Mental Illness and Addiction
Unravelling pathophysiology to design novel therapeutics is a priority for modern psychiatric research and a key goal of this research axis. The emphasis of this group is to investigate the behavioural and brain correlates of neurotransmitter dysfunction, using functional neuroimaging techniques, genetic dissection and pharmacological manipulations, while ensuring continuous dialogue between basic and clinical research and rapid knowledge transfer from the bedside, to the bench and back.
The Mental Illness and Addiction Axis research team has significant expertise in the social and translational neuroscience of mental disorders and utilizes a wide array of complementary state-of-the-art behavioural and biological tools to define specific proof-of-concept hypotheses of pathophysiology.
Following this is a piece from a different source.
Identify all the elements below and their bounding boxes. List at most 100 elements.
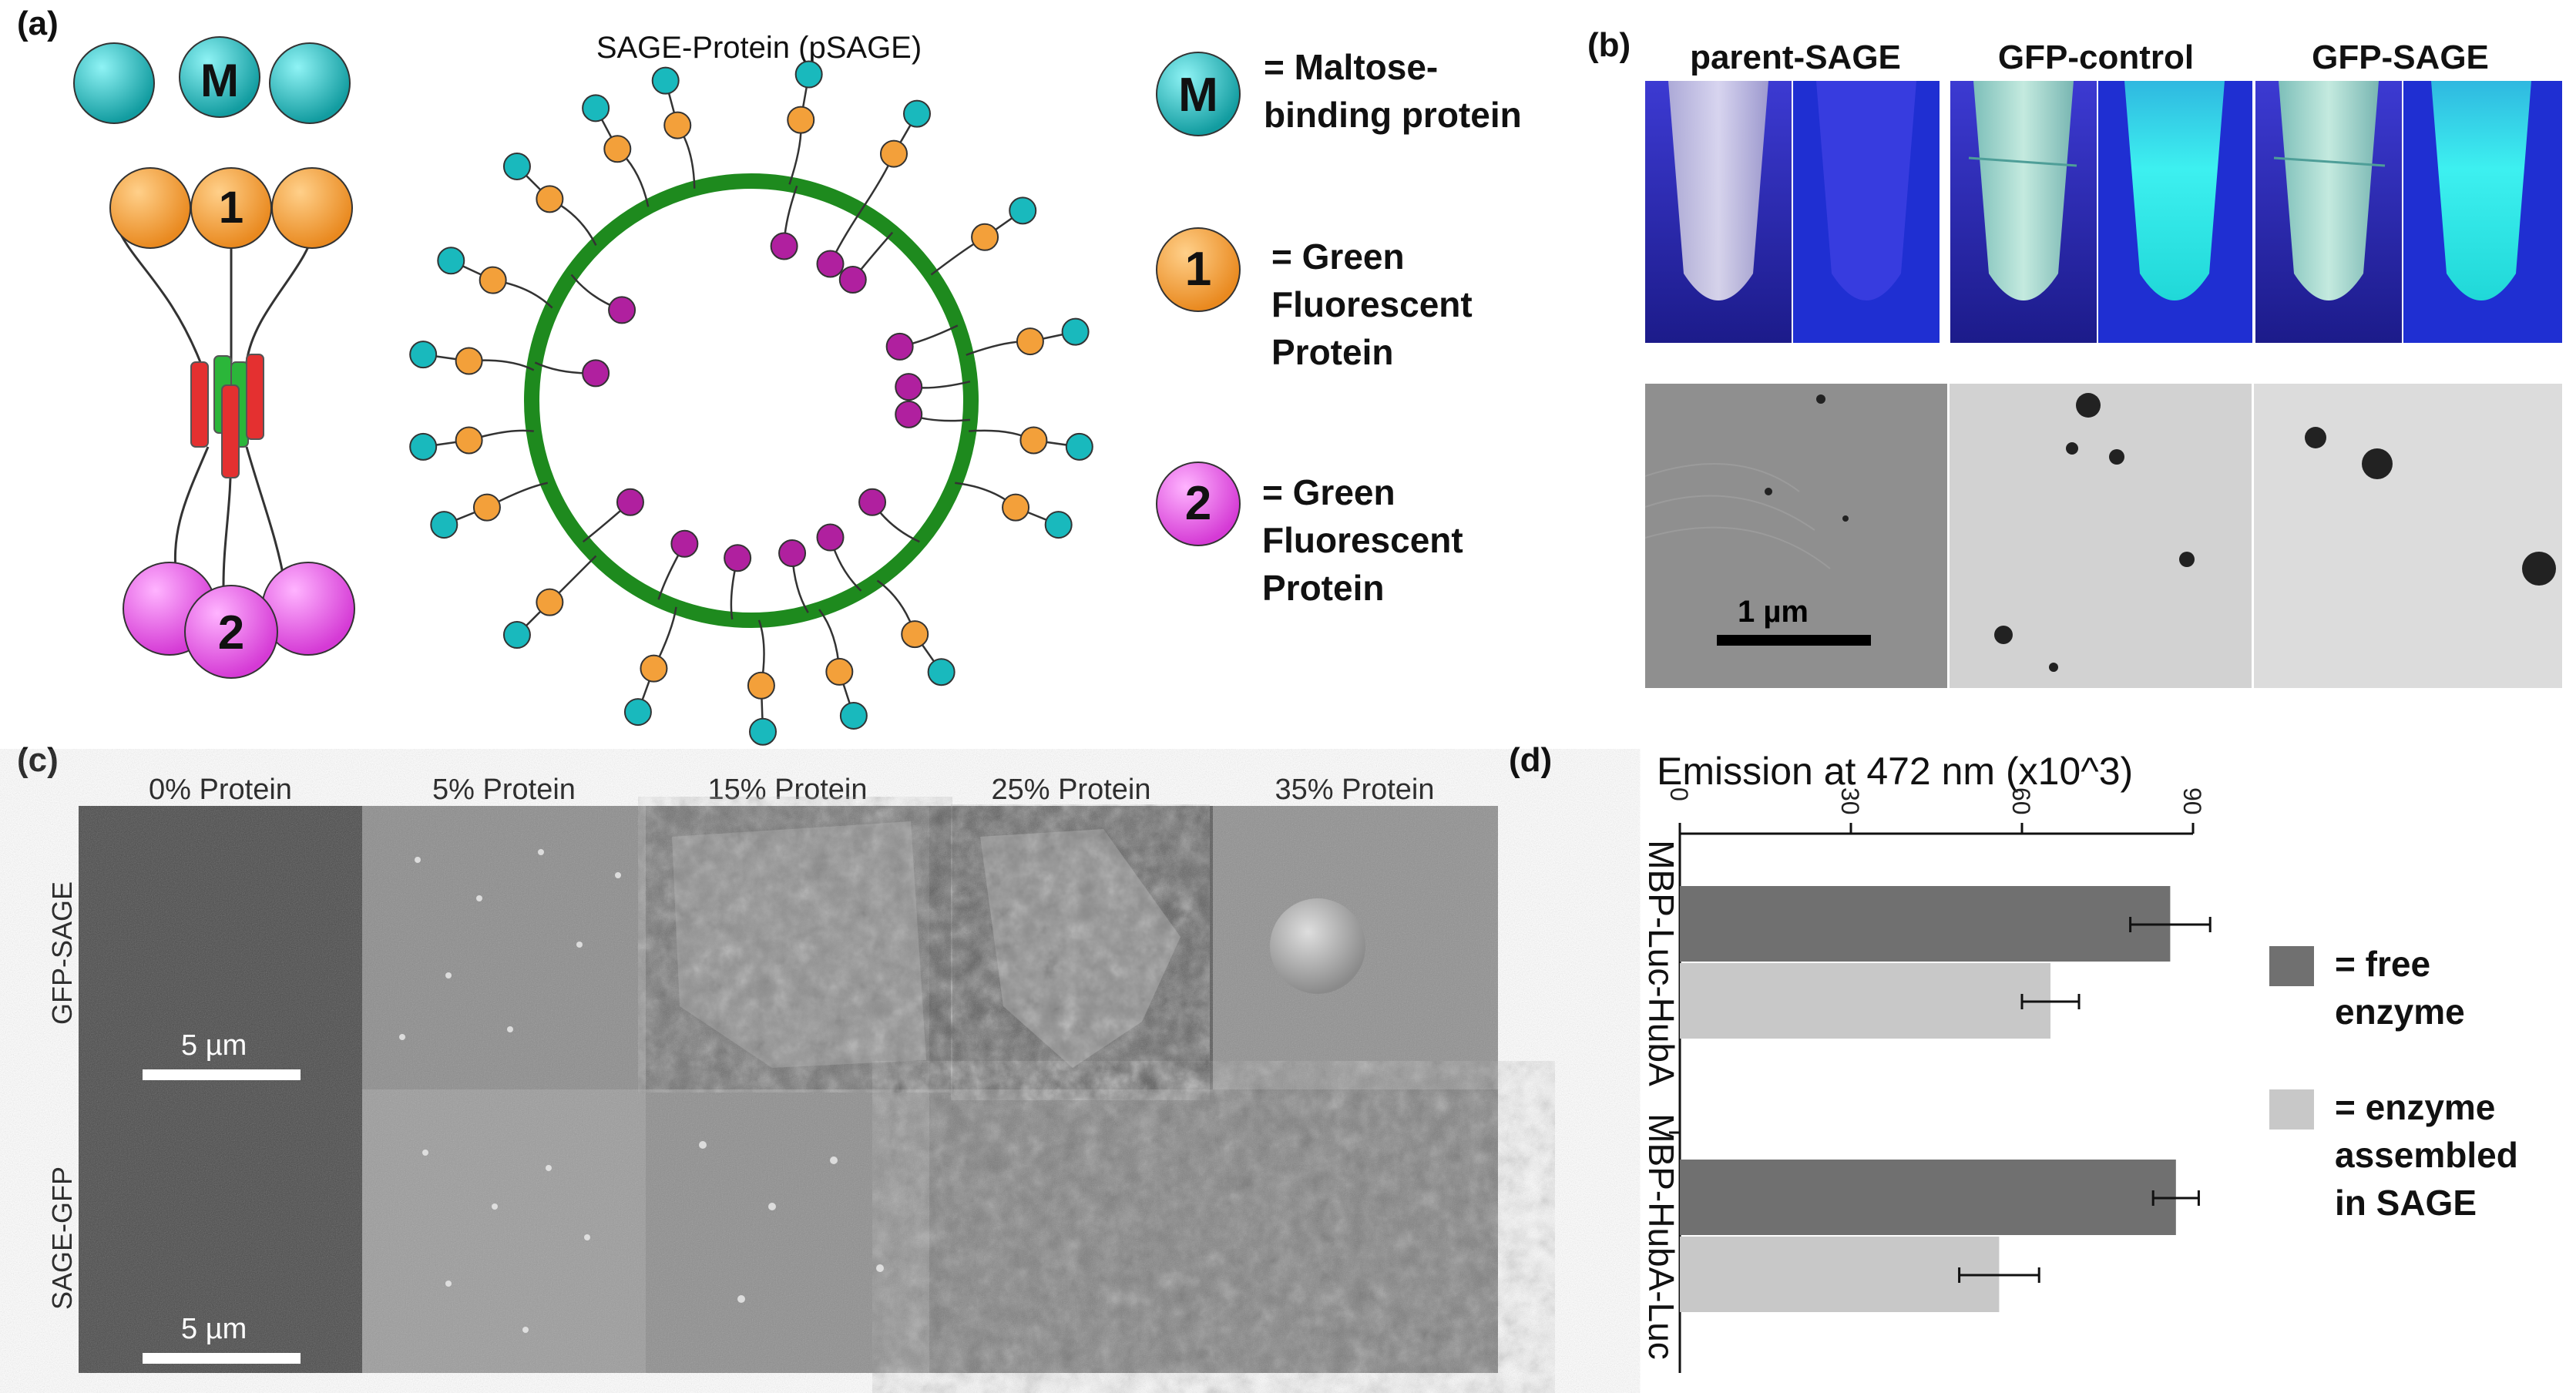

The addiction program combines the strengths of a well-established hospital-based treatment unit and an emerging translational neuroscience program. The research program covers many important concerns ranging from behavioural neuroscience and neurophysiology, to pharmacology, the genetic risk for developing addiction, and hospital and community-based treatment programs in addiction. Mood disorders studies involve the research of novel antidepressant treatments, such as compounds that act on the cannabinoid systems, and high frequency deep brain or vagus nerve stimulation in treatment-refractory depressed patients.
Autism research within the axis is world renowned, and involves identification of environmental risk factors, secular trends in incidence, and efficacy of psychosocial and psychopharmacological interventions. The autism research program is supported by a strong clinical program recognized as a major tertiary and quaternary center for the province of Quebec. Research on Attention-Deficit Hyperactivity Disorder (ADHD) involves evaluating the efficacy of novel interventions combining psychopharmacology and psychotherapeutical techniques across age ranges. Pharmacogenetic studies are also being pursued to understand better mechanisms which underlie response to drug treatment in this disorder.